How to submit a score
See /benchmarks/submit for the form. You’ll need:
- A public Gist URL with the full runner output (run our script, or your own that follows the benchmark’s methodology, and paste output into a Gist).
- The exact reproduction command you ran (so a third party can verify).
- Model slug from our /models catalog, plus quantization, runtime, and hardware tag.

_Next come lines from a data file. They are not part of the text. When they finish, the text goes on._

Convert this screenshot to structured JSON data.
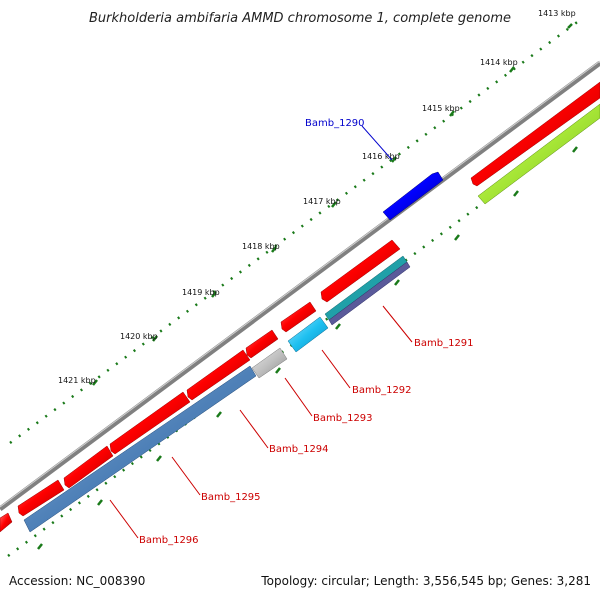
{
  "title": "Burkholderia ambifaria AMMD chromosome 1, complete genome",
  "kbp_labels": [
    "1413 kbp",
    "1414 kbp",
    "1415 kbp",
    "1416 kbp",
    "1417 kbp",
    "1418 kbp",
    "1419 kbp",
    "1420 kbp",
    "1421 kbp"
  ],
  "gene_labels": [
    "Bamb_1290",
    "Bamb_1291",
    "Bamb_1292",
    "Bamb_1293",
    "Bamb_1294",
    "Bamb_1295",
    "Bamb_1296"
  ],
  "footer": {
    "accession": "Accession: NC_008390",
    "topology": "Topology: circular; Length: 3,556,545 bp; Genes: 3,281"
  },
  "colors": {
    "backbone": "#808080",
    "forward_gene": "#ff0000",
    "reverse_gene": "#ff0000",
    "highlight_gene": "#0000ff",
    "label_forward": "#0000cc",
    "label_reverse": "#cc0000",
    "tick": "#1a7a1a"
  }
}
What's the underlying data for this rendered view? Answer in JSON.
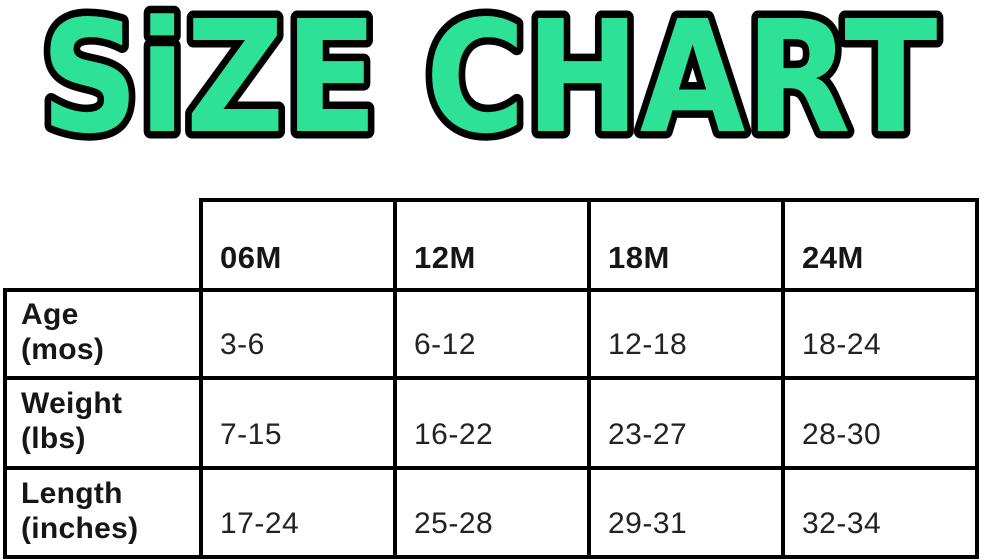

- A submitter handle (GitHub or email) so we can credit you and ping if verification questions arise.
Citation
If you reference runlocalai benchmark data in a paper or article, please cite the underlying benchmark (HumanEval+, TurkishMMLU, etc.) plus our leaderboard URL with the access date:
runlocalai.co benchmark leaderboard, "2026-05-26". URL: https://www.runlocalai.co/benchmarks/quality JSON: https://www.runlocalai.co/api/v1/quality-benchmarks
Changes to this methodology
When we change scoring methodology (e.g., switch from loglikelihood to generative for a multi-choice task), the benchmark gets a new slug (e.g., turkish-mmlu-generative vs turkish-mmlu) so old and new scores aren’t silently comparable. The methodology section of each benchmark detail page documents exactly what changed.